Roasted Red Pepper Dip
 
Ingredients
  • 1 head garlic
  • 16 oz. marinated roasted red peppers, drained
  • 8 oz. plain goat cheese
  • 3 TB olive oil
  • Pinch cayenne pepper
  • ¼ cup chopped fresh basil
  • Salt and pepper to taste
Instructions
  1. Preheat oven to 350.
  2. Cut off the top of the head of garlic exposing the cloves. (Do not peel).
  3. Place garlic in small baking dish and drizzle with olive oil and season with salt and pepper.
  4. Roast garlic in the oven uncovered for 45 minutes. Remove from oven and allow to cool.
  5. When garlic is cool enough to handle, squeeze the cloves of garlic out of their husks.
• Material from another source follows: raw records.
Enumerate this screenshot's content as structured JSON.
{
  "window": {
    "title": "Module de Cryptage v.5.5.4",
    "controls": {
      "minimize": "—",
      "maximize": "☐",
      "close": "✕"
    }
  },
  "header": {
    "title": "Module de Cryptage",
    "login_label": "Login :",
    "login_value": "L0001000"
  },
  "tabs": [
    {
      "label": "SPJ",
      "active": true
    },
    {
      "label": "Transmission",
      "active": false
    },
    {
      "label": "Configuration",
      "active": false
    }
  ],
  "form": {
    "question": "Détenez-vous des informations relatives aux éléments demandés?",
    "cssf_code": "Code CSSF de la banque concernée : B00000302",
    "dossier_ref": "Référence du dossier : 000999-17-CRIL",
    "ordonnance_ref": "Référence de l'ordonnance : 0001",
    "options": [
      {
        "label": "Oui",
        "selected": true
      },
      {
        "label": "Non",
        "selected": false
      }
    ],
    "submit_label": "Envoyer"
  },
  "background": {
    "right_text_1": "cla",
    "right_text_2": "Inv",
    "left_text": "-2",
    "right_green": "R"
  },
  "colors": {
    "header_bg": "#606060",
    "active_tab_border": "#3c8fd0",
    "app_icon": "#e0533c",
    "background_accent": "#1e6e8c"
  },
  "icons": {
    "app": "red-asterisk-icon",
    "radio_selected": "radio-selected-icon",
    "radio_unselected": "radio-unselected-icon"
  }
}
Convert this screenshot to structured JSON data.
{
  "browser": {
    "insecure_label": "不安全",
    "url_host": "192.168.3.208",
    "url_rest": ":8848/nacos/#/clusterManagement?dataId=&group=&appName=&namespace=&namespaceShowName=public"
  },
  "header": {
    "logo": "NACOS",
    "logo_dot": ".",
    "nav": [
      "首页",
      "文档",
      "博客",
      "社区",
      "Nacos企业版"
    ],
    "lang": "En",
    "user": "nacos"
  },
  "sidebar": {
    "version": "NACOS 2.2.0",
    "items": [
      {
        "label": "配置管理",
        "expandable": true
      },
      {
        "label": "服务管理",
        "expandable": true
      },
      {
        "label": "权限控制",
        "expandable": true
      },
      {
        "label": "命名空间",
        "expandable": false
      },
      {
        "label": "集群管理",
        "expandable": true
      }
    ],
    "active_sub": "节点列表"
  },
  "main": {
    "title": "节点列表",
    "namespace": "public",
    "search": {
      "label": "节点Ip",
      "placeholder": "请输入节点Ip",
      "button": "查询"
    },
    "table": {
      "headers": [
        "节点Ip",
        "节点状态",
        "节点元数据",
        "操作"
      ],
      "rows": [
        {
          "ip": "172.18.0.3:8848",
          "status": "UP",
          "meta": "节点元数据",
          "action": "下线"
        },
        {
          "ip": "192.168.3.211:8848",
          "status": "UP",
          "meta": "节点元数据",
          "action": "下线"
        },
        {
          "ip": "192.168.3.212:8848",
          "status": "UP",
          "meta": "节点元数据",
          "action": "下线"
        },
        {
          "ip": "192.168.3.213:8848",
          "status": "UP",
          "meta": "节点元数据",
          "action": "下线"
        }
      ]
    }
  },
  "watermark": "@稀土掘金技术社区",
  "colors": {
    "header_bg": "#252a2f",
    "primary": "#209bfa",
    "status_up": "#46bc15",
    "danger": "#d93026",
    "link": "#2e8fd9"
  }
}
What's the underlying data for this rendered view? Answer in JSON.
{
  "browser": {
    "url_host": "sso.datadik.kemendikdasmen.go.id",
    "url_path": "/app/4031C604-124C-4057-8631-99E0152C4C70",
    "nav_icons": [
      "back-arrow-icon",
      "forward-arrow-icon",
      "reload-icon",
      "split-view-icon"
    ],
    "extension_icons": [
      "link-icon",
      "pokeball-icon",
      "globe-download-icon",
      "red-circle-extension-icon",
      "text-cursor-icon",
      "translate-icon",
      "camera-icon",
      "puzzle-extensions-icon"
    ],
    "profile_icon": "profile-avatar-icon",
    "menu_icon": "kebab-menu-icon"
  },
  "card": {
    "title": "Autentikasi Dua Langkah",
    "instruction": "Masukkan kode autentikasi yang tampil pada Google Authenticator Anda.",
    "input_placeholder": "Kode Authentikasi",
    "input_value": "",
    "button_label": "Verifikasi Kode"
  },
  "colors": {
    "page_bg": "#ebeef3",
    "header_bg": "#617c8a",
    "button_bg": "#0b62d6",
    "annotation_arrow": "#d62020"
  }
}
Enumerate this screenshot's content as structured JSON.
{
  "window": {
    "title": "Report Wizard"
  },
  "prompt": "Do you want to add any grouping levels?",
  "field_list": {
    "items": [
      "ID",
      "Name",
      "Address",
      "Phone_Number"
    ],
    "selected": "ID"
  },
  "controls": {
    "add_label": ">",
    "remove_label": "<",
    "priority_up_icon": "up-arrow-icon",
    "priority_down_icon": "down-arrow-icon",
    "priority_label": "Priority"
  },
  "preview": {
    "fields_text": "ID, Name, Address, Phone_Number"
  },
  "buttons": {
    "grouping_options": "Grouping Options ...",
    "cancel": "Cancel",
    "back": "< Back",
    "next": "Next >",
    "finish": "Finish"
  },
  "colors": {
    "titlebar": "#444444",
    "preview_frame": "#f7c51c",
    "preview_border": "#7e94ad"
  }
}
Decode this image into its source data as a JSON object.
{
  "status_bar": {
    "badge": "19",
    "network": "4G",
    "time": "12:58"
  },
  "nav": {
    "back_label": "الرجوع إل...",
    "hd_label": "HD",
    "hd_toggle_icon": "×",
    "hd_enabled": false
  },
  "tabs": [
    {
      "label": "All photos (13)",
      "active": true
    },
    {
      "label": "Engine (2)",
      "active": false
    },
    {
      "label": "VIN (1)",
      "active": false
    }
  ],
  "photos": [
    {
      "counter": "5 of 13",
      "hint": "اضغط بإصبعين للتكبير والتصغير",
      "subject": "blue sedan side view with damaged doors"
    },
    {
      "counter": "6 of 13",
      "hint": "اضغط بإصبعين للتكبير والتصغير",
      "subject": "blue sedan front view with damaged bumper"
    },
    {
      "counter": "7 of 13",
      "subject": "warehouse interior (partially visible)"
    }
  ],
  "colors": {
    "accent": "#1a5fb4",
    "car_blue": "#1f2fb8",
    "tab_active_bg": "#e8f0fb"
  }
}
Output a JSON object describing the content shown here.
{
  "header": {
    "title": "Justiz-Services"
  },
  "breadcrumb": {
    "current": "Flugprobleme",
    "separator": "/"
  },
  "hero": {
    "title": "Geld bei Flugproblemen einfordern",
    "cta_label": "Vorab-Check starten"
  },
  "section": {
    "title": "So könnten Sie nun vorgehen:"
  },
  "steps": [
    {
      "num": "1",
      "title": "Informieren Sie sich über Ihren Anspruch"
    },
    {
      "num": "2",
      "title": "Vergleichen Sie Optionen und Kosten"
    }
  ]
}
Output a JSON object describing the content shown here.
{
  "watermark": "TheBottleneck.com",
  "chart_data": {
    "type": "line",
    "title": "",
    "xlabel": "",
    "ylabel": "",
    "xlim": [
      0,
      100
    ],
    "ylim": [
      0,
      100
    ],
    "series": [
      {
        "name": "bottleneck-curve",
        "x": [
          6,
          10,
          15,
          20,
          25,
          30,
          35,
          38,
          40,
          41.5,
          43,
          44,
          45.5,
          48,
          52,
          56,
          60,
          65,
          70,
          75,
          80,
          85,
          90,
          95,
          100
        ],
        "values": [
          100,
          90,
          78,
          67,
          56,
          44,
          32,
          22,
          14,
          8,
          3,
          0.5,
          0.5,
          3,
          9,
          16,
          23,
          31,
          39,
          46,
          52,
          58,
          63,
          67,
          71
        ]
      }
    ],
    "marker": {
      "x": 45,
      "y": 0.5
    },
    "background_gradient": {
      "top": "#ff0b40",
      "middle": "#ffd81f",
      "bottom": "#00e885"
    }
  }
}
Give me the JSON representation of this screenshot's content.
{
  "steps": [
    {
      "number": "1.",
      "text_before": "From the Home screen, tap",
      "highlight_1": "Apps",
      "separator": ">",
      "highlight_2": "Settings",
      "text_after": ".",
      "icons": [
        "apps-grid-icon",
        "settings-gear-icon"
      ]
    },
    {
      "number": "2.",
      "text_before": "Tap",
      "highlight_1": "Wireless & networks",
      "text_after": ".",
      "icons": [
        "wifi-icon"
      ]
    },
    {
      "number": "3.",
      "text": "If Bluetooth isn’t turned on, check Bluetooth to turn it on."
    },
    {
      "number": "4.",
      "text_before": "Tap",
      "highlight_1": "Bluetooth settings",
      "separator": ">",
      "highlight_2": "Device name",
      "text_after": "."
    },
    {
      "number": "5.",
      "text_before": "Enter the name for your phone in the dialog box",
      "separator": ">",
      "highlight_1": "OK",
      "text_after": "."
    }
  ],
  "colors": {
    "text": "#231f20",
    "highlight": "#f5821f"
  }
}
  6. Place roasted garlic, roasted red peppers and goat cheese in the bowl of a food processor.
  7. Puree until smooth, scraping down the sides of the bowl as necessary.
  8. Pour roasted red pepper mixture into a large bowl.
  9. Add chopped basil, salt and pepper, cayenne pepper and olive oil and mix well. Taste and adjust seasonings as necessary.
  10. Refrigerate dip for a few hours in advance of serving to allow the flavors to develop and the texture to firm up.
  11. Serve with raw and blanched vegetables.
Notes
If you're going to the trouble to roast one head of garlic, go ahead and roast a bunch. It's no extra work and then you have delicious roasted garlic on hand to spread on grilled bread or chicken or mix in with mashed potatoes.